Does Kindle Publishing offer a way for non-fiction writers to be more creative and take more risks with their material? Do you think it is an asset for authors of self-help books?
Why or why not?
Tags: Kindle, non-fiction, publishing, self-help
Permalink Reply by jeff herman on April 16, 2012 at 3:09pm You bet. It can be cheap and immediate. Of course, the author still has to be the one to sell it. Jeff
Permalink Reply by Bonnie Rice on May 11, 2012 at 8:40pm If you are talking about self-publishing eBooks I think that authors do have a lot more freedom to publish stories that might have a smaller market. I wrote a self-help book for spouses of people with bipolar disorder. That's not something most people would be interested in and not something I felt I could sell to a traditional publisher. Now that it's selling online, I'm realizing that there's a larger market than I thought, still, probably not nearly large enough to hit any best-seller list, but large enough.
It's not without it's problems, though, I worry a bit that the freedom to self-publish non-fiction can mean that anyone with an axe to grind or a half-baked idea can type it up and make a book out of it and by the time he gets caught a lot of people might try to use the misinformation and be hurt by it. I know there have always been that type of book out there, but they could easily become a lot more common. And that would be bad for business.
I just hope that the people who are careless enough to spew misinformation are careless enough to skip the editor and proofreader so that it's easy to tell the difference.
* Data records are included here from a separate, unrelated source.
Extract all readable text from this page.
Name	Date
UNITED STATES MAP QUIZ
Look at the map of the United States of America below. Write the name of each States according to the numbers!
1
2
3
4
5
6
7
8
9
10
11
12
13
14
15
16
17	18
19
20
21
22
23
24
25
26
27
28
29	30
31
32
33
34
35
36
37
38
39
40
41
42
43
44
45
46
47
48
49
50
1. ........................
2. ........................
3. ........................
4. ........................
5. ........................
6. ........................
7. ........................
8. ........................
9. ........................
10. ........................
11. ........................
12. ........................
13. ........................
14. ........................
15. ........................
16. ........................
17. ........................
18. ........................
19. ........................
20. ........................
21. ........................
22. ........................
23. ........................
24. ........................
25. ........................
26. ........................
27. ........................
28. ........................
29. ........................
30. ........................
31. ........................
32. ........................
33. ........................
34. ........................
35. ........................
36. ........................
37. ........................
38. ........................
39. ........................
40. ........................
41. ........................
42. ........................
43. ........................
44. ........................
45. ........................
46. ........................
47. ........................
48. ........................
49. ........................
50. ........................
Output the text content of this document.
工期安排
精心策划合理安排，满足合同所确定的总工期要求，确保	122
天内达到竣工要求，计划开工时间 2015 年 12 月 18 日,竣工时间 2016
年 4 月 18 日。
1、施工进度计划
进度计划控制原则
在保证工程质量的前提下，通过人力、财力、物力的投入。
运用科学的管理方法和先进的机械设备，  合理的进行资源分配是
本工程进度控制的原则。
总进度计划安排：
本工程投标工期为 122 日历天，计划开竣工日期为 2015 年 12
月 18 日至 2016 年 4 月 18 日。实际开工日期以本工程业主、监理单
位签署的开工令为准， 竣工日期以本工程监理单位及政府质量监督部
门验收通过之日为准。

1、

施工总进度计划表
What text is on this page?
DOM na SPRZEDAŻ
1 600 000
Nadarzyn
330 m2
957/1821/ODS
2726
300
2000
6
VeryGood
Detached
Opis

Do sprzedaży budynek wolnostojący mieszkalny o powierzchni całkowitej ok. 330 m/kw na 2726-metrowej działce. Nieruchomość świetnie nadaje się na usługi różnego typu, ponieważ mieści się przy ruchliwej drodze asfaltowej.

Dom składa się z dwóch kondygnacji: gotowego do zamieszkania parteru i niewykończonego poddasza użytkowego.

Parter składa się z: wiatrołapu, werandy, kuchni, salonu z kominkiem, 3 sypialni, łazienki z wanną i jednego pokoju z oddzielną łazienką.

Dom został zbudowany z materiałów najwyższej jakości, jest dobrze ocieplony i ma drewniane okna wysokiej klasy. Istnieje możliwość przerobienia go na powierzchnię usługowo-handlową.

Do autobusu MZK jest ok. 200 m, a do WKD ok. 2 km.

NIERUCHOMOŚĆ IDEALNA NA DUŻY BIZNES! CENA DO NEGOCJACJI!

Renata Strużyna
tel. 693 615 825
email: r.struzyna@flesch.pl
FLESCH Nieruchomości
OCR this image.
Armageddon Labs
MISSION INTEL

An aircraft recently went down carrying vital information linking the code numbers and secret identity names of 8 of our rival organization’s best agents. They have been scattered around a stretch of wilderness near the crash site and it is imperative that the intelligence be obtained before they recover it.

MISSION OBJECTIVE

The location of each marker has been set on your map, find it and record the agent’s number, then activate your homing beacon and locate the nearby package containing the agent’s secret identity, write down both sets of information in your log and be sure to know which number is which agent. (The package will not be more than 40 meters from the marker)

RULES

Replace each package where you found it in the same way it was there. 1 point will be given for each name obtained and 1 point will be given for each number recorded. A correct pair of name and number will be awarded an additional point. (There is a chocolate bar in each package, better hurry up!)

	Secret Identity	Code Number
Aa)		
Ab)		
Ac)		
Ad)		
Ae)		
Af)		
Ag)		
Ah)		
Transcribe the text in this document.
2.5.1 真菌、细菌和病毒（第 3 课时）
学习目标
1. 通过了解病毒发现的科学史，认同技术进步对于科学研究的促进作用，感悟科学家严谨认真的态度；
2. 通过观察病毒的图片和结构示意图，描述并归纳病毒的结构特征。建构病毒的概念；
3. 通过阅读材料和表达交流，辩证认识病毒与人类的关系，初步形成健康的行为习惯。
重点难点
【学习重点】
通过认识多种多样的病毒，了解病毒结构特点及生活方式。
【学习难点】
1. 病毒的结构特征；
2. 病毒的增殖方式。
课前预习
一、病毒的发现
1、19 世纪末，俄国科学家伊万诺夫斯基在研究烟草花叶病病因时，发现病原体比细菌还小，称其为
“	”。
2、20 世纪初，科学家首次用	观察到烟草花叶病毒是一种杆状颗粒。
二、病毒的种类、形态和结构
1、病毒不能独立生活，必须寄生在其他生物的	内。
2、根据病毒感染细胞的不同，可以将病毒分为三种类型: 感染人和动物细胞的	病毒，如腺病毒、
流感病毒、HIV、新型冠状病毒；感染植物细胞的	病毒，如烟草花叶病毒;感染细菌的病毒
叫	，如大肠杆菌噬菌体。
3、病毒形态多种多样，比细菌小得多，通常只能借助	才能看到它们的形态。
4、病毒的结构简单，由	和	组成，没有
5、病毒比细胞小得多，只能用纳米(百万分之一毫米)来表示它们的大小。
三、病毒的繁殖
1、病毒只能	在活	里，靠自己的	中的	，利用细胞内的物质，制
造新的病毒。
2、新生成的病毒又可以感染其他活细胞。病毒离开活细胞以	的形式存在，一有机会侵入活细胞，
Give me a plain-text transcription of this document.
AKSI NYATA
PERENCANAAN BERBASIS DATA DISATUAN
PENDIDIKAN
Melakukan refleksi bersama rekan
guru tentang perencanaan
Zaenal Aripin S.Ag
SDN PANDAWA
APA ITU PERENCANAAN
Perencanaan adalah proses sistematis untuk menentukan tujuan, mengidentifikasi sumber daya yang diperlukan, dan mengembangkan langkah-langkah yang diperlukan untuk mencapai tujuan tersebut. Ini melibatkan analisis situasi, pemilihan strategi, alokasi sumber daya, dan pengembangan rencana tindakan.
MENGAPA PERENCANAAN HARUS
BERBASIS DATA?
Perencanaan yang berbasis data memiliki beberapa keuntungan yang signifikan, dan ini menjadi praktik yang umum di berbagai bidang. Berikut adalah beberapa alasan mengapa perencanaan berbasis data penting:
Permalink Reply by Haseena Patel on May 14, 2012 at 5:32pm Bonnie, you definitely have a point here. And this raises another fact - along with authors being given more freedom to publish whatever they want to, readers are being given more responsibility to decide on the validity of the information and its value. Are they equipped to make that decision? I'd like to think so. I've always found the system of mainstream publishing slightly unfair in a sense. The system definitely works, but the reader isn't valued enough in the equation. There is room for manipulation when it comes to what books are bestsellers or not (I suppose that's true of digital publishing too). With mainstream publishing, the reader never gets to make the decision about what they want to read in the true broad sense that digital publishing affords them. I think that readers are equipped to decide, but they just don't know that they need to use these skills since with the mainstream model, such skills are not required to this degree - the work is done by editors and researchers, and there seems to be a level of expertise because of this. The truth is that while writers need to take responsibility for what they put out to the world, readers need to take responsibility for the information they allow into their lives.